Comparing surveys dating back to 2009, NTEN identified trends of nonprofits and their use of social networking over the years, gleaned from the Nonprofit Social Networking Surveys:
1. Commercial social network use by respondents has passed well into mainstream adoption leaving a small percentage of late mainstream and laggards to join.
2. Facebook popularity among respondents is at saturation levels, while average community size continues to grow.
3. Twitter adoption still growing along with average follower base size.
4. LinkedIn popularity is relatively low (compared to Facebook and Twitter) but 2011 saw a sizeable jump in adoption of this channel.
5. FourSquare is still a small, niche player.

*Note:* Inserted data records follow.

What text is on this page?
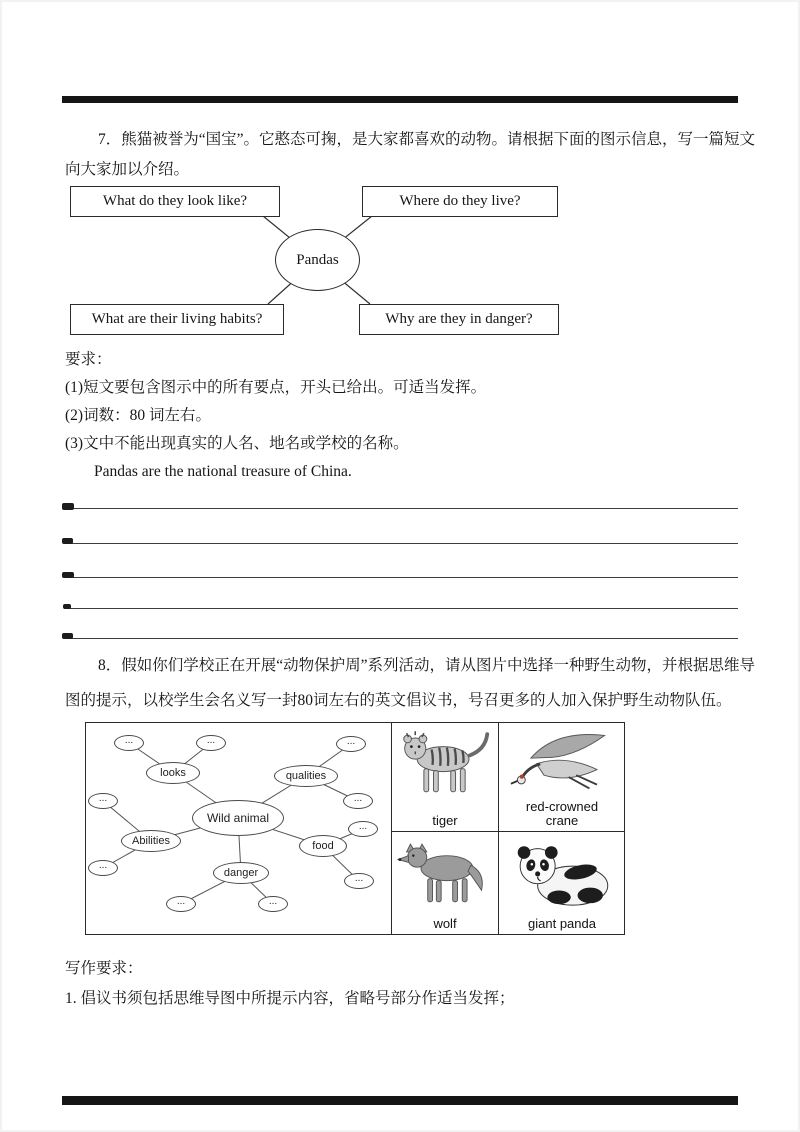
7．熊猫被誉为“国宝”。它憨态可掬，是大家都喜欢的动物。请根据下面的图示信息，写一篇短文
向大家加以介绍。
What do they look like?	Where do they live?
Pandas
What are their living habits?	Why are they in danger?
要求：
(1)短文要包含图示中的所有要点，开头已给出。可适当发挥。
(2)词数：80 词左右。
(3)文中不能出现真实的人名、地名或学校的名称。
Pandas are the national treasure of China.
8．假如你们学校正在开展“动物保护周”系列活动，请从图片中选择一种野生动物，并根据思维导
图的提示，以校学生会名义写一封80词左右的英文倡议书，号召更多的人加入保护野生动物队伍。
...	...	...
...
...
...
...
...
...	...
looks	qualities
Abilities	food
danger
Wild animal	tiger
red-crowned crane
wolf	giant panda
写作要求：
1. 倡议书须包括思维导图中所提示内容，省略号部分作适当发挥；
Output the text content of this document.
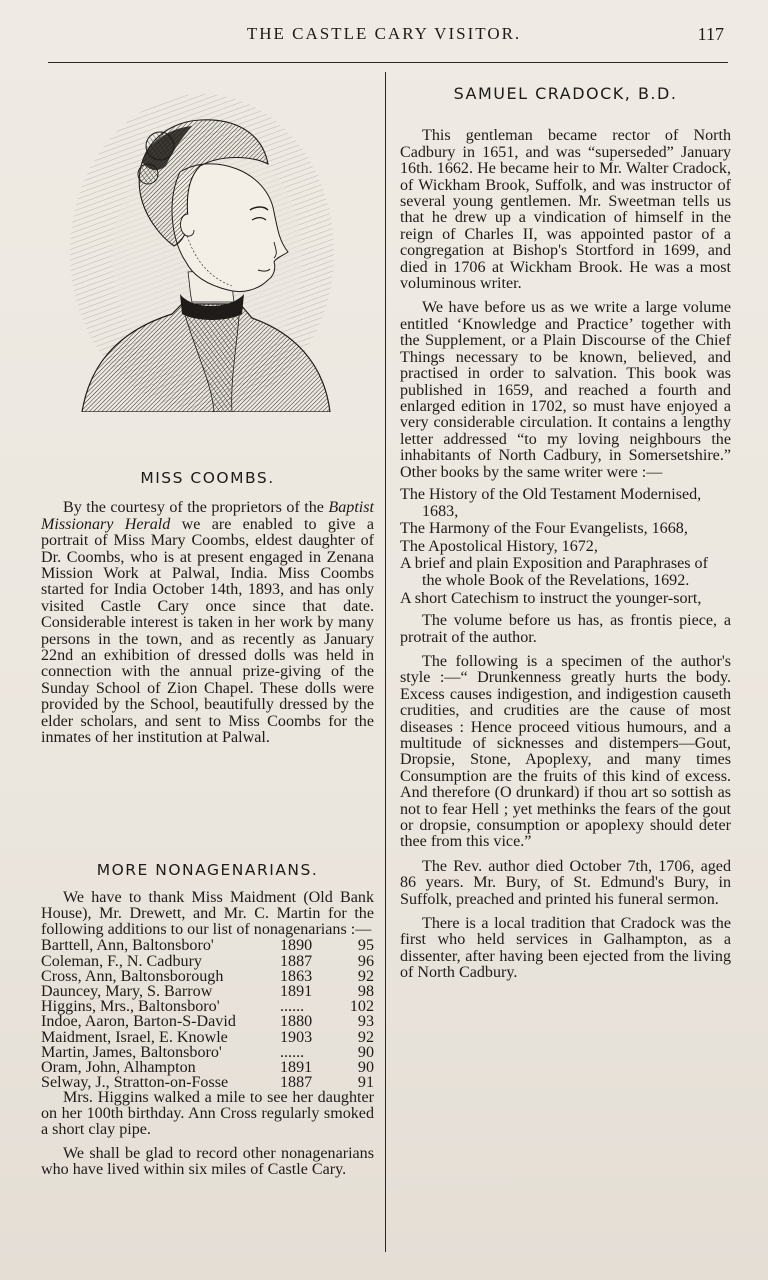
THE CASTLE CARY VISITOR.	117
MISS COOMBS.

By the courtesy of the proprietors of the Baptist Missionary Herald we are enabled to give a portrait of Miss Mary Coombs, eldest daughter of Dr. Coombs, who is at present engaged in Zenana Mission Work at Palwal, India. Miss Coombs started for India October 14th, 1893, and has only visited Castle Cary once since that date. Considerable interest is taken in her work by many persons in the town, and as recently as January 22nd an exhibition of dressed dolls was held in connection with the annual prize-giving of the Sunday School of Zion Chapel. These dolls were provided by the School, beautifully dressed by the elder scholars, and sent to Miss Coombs for the inmates of her institution at Palwal.

MORE NONAGENARIANS.

We have to thank Miss Maidment (Old Bank House), Mr. Drewett, and Mr. C. Martin for the following additions to our list of nonagenarians :—

Barttell, Ann, Baltonsboro'	1890	95
Coleman, F., N. Cadbury	1887	96
Cross, Ann, Baltonsborough	1863	92
Dauncey, Mary, S. Barrow	1891	98
Higgins, Mrs., Baltonsboro'	......	102
Indoe, Aaron, Barton-S-David	1880	93
Maidment, Israel, E. Knowle	1903	92
Martin, James, Baltonsboro'	......	90
Oram, John, Alhampton	1891	90
Selway, J., Stratton-on-Fosse	1887	91

Mrs. Higgins walked a mile to see her daughter on her 100th birthday. Ann Cross regularly smoked a short clay pipe.

We shall be glad to record other nonagenarians who have lived within six miles of Castle Cary.

SAMUEL CRADOCK, B.D.

This gentleman became rector of North Cadbury in 1651, and was “superseded” January 16th. 1662. He became heir to Mr. Walter Cradock, of Wickham Brook, Suffolk, and was instructor of several young gentlemen. Mr. Sweetman tells us that he drew up a vindication of himself in the reign of Charles II, was appointed pastor of a congregation at Bishop's Stortford in 1699, and died in 1706 at Wickham Brook. He was a most voluminous writer.

We have before us as we write a large volume entitled ‘Knowledge and Practice’ together with the Supplement, or a Plain Discourse of the Chief Things necessary to be known, believed, and practised in order to salvation. This book was published in 1659, and reached a fourth and enlarged edition in 1702, so must have enjoyed a very considerable circulation. It contains a lengthy letter addressed “to my loving neighbours the inhabitants of North Cadbury, in Somersetshire.” Other books by the same writer were :—

The History of the Old Testament Modernised, 1683,
The Harmony of the Four Evangelists, 1668,
The Apostolical History, 1672,
A brief and plain Exposition and Paraphrases of the whole Book of the Revelations, 1692.
A short Catechism to instruct the younger-sort,

The volume before us has, as frontis piece, a protrait of the author.

The following is a specimen of the author's style :—“ Drunkenness greatly hurts the body. Excess causes indigestion, and indigestion causeth crudities, and crudities are the cause of most diseases : Hence proceed vitious humours, and a multitude of sicknesses and distempers—Gout, Dropsie, Stone, Apoplexy, and many times Consumption are the fruits of this kind of excess. And therefore (O drunkard) if thou art so sottish as not to fear Hell ; yet methinks the fears of the gout or dropsie, consumption or apoplexy should deter thee from this vice.”

The Rev. author died October 7th, 1706, aged 86 years. Mr. Bury, of St. Edmund's Bury, in Suffolk, preached and printed his funeral sermon.

There is a local tradition that Cradock was the first who held services in Galhampton, as a dissenter, after having been ejected from the living of North Cadbury.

6. MySpace continues to shed users, is used very little by respondents, and last year’s reinvention as a social music sharing site has yet to exert any positive influence to reverse this death spiral.
7. Nonprofit commercial social network investments are still largely justified on programmatic impact (soft ROI), with just a small number of respondents justifying resource allocation based on revenue returned (hard ROI).
8. Facebook fundraising success is still enjoyed by just a few.
9. Nonprofit respondents are still optimistic about commercial social networks.
10. Commercial social network related staffing and budgets are slowly inching up.
11. Communications and marketing departments own commercial networks for the majority of respondents, not fundraising nor IT.
12. Many mature commercial social networking communities continue to grow, while an increasingly number are just getting started.